Watkins’ version replaces the Danes with passively liberal Americans and the Dutch with crudely overzealous Brits, a switch-up that Watkins, who is British himself, said was necessary for him to capture the nuances of the story.

“The cliche might be that the Brits are oppressed and the Americans are outspoken, but that’s not necessarily been my experience,” he told Total Film. “There are lots of Americans, East Coast Americans particularly, who are quite uptight, so I kind of thought, ‘Okay, I can do that, then I can lean into lots of things; landscape, mythology, that kind of English humor.’ I knew I could explore those themes and dig into them a bit deeper.”

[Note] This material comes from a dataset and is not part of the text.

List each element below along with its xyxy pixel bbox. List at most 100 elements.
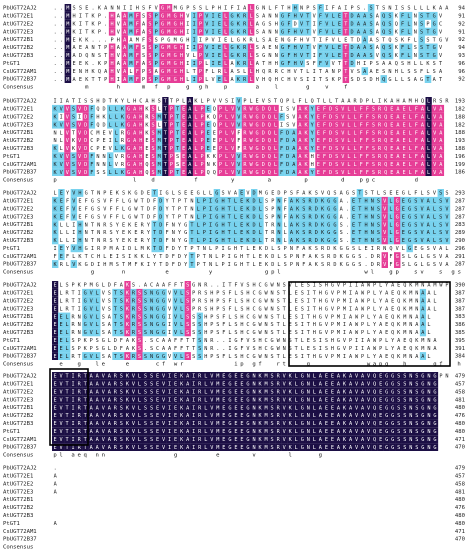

The result is an opening two acts in which the Daltons ignore, accept, or make excuses to a near unbelievable extent for the Felds’ escalating social transgressions—from Paddy forcing vegetarian Louise to take the first bite of a prized cooked goose to Ciara bringing Agnes in to sleep in her and Paddy’s bed after Agnes has a bad dream to the emotional volatility pervading pretty much every interaction.

After Louise discovers the boundary-crossing sleeping situation, the family even makes an unannounced, early-morning escape from the house—only to return when Agnes realizes she left her beloved stuffed bunny behind and allow themselves to be convinced to stay.

Most horror movies have moments where viewers find themselves lamenting a character’s dumb decision. With Speak No Evil, that’s more or less the entirety of the film from start to finish.

An Americanized ending

Speak No Evil

While the first two acts of Watkins’ Speak No Evil are relatively faithful to the original, as American studios are prone to do with European remakes, the third act pretty much totally undercuts Tafdrup’s nihilistically bleak ending.

Although they’re subjected to their fair share of violence and psychological trauma, the Dalton family gets off way easier than their Danish counterparts. In the original, Bjorn (a.k.a. Ben) is the one to discover the people they’ve been staying with are actually serial killers with a pattern of deceiving couples on holiday with a young child before killing the parents, cutting out the child’s tongue, and forcing him or her to masquerade as their own kid to help draw in future victims.

Bjorn then finds Abel (a.k.a. Ant) drowned in the pool, prompting him to flee with his family. However, it’s too late, and Patrick and Karin (a.k.a. Paddy and Ciara) catch up with them, cut out Agnes’ tongue as her parents watch, and then stone Bjorn and Louise to death. When questioned by Bjorn about why they’re doing this, Patrick simply responds, “Because you let me.”

This time around, Ant finally succeeds in getting Agnes to catch on to what’s afoot, giving her time to alert her parents to the situation. A tense confrontation ensues when the Daltons try to leave that turns the movie into a cat-and-mouse thriller in which the the good guys eventually succeed in killing their aggressors and survive the whole ordeal.

As for why Watkins chose to basically defang his finale, the director told Total Film that he didn’t feel the need to make another “incredibly bleak movie.”

“What I’ve taken from [Tafdrup’s] film is the satire, the exploration of the social rules, and how we react,” he said. “You can give people an incredibly tense roller coaster ride that has thematic nourishment and things to take away and talk about in the pub, but it can be fun.”